Mümin kardeşine ait sevmediğin bir şey duyarsan, ısrarla onun bir mazeretinin olabileceğini düşün. Bulamazsan, “belki benim anlayamadığım bir özrü vardır” de ve ayıbını ört!
 
HADİS BAHÇESİ
Allah’a dayan, O’na teslim ol
Peygamber Efendimiz şöyle buyuruyor: “Yorgunluk, sürekli hastalık, tasa, keder, sıkıntı ve gamdan, ayağına batan dikene varıncaya kadar Müslüman’ın başına gelen her şeyi, Allah, onun hatalarını bağışlamaya vesile kılar.” (Riyazü’s-Salihin, Erkam Yayınları)
Hadisin verdiği mesajlar
1. Bela ve musibetleri her zaman ceza olarak kabul etmemek gerekir. Çünkü onlar, çoğu zaman rahmet olurlar.
2. Sabreden mümin için sıkıntıları, günahlarına kefaret olur. Bu da bir nimettir.
3. Mümin, bela ve musibetler karşısında “Allah’ım, neydi günahım” türünden isyan kokan sözler sarf etmemeli.
 
BİR NÜKTE
Kibirlenme, mütevazı ol
İnsanın kendini beğenip büyük görmesi, aklının noksanlığına ve ruhunun hamlığına işaret eder.
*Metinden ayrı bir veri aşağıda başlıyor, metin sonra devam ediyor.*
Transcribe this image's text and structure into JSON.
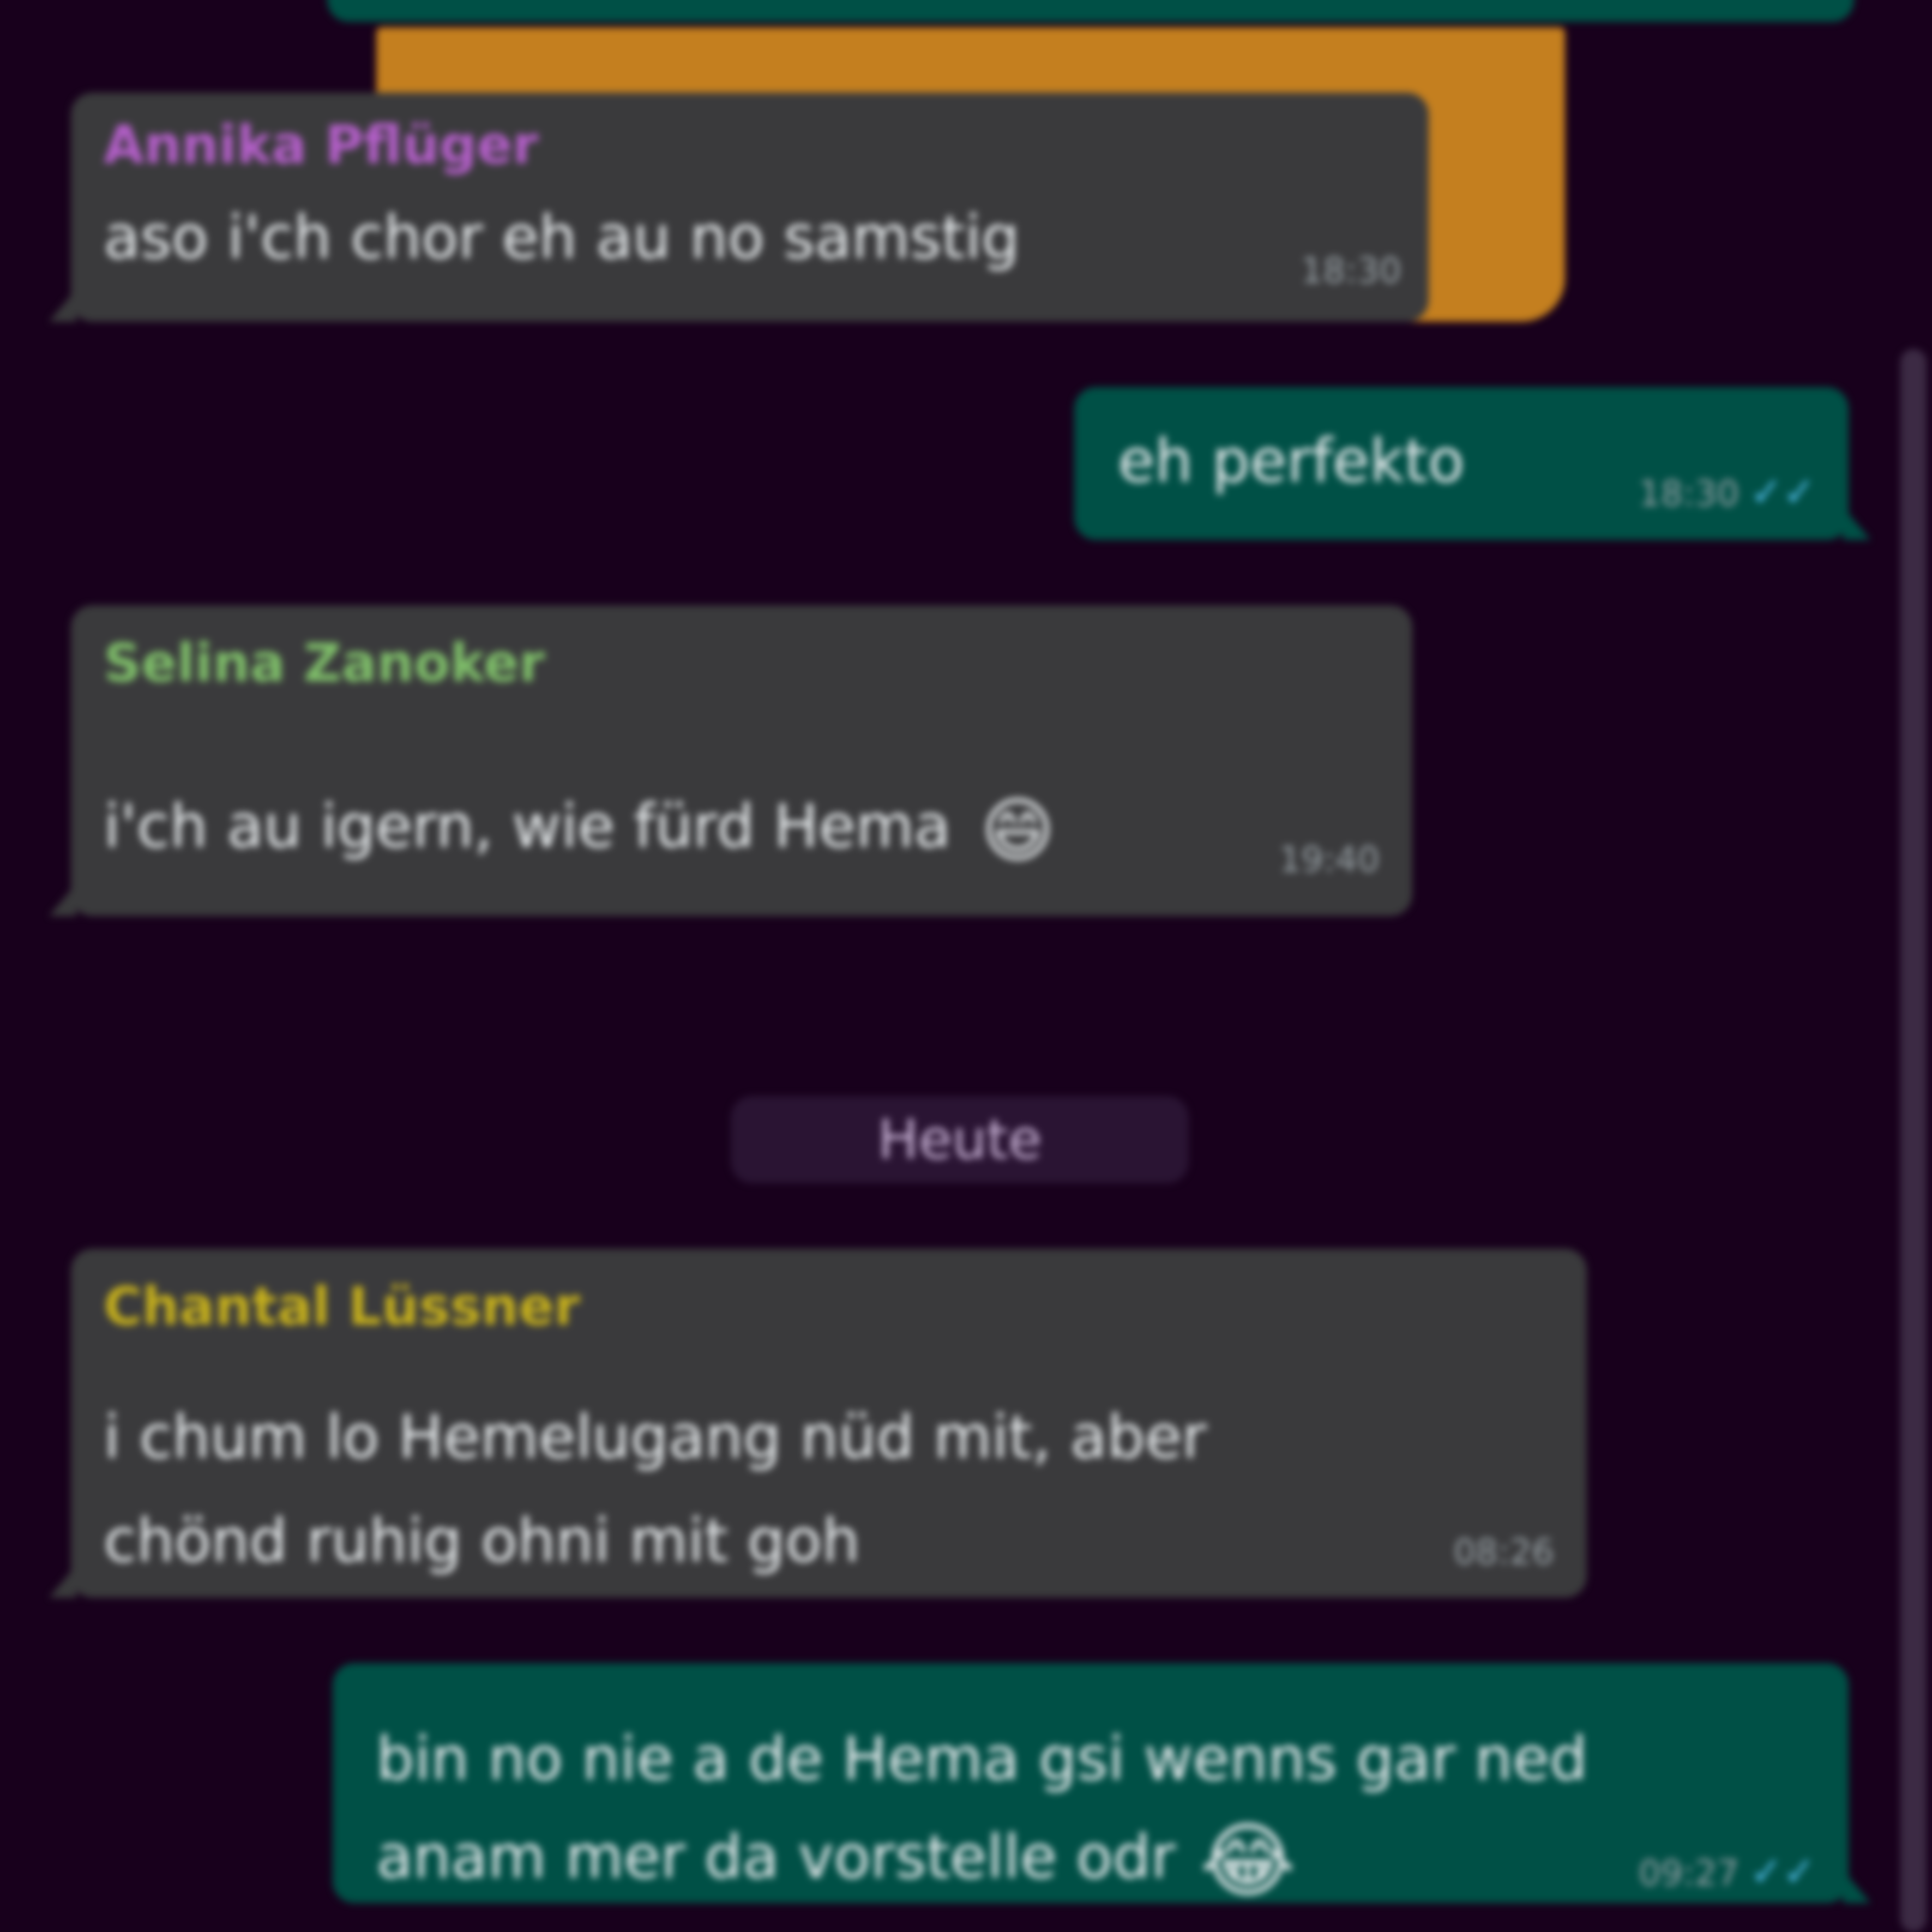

Akıllı ve ruhen olgunluğa ermiş bir insan, mazhar olduğu her şeyi Yüce Yaratıcı’dan bilir ve şükran hissiyle daima, O’nun karşısında iki büklüm olur. Mütevazı olma, Yaratıcı’nın takdirine, halkın tahkir ve tekdirine karşı, insanın gönlüne hoşnutluk hissi kazandırır. Baştan haddini bilip tevâzû kanatlarını yerlere kadar indiren birisi, insanlardan gelecek her türlü hor görmelere karşı en emin bir zırh içine girmiş, en sağlam emniyet tedbirini almış demektir.
 
BİR HATIRLATMA
Sizce yeterince şükrediyor musunuz?
Güzel gören güzel düşünür. Güzeli görebilmenin şartı ise kötülüklere zorluklara takılıp kalmamak, hayatın zor tarafları sebebiyle yaşama enerjisini kaybetmemektir. İnsanda her şeyin en iyisine en güzeline sahip olma isteği vardır. Fakat kendi kendine hiçbir şeye sahip olamayan insan, kendisine verilen güzellikleri gördükçe mutluluk duyabilen ve mutluluk hissiyle daha iyilerine daha güzeline talip olabilen bir varlıktır. Kişi kendisine çeşitli nimetleri bahşeden Rabb’ine ne kadar şükrederse hayatından da o kadar haz alıp daha başka nimetlere de sahip olabilmektedir.

DOYUMSUZ OLMA!
İnsanlarda bulunan; nimetlere kavuştukça daha fazlasını isteme özelliği bir doyumsuzluk da meydana getirebilmekte böylece kişi sahip olduklarını da göremez hale gelebilmektedir. Doyumsuzluk duygusu kişide sürekli bir huzursuzluk meydana getirerek hayattan zevk alma duygusunun azalmasına yol açabilmektedir.
Her şeyin kötü veya eksik tarafını görmek, kişinin pozitif enerjisini günden güne yiyip bitirir. Bu enerji düşüşü kişinin verimliliğini azaltır, hayattan insanlardan bağlarını gittikçe koparır. Doyumsuzluk duygusundan kurtulabilmek için sahip olunanların değerini bilme, nimetleri görebilme becerisini geliştirmek gerekir. Nitekim “Şükrederseniz nimetlerimi artırırım” (İbrahim, 14/7) ayeti bu hakikati bildirir.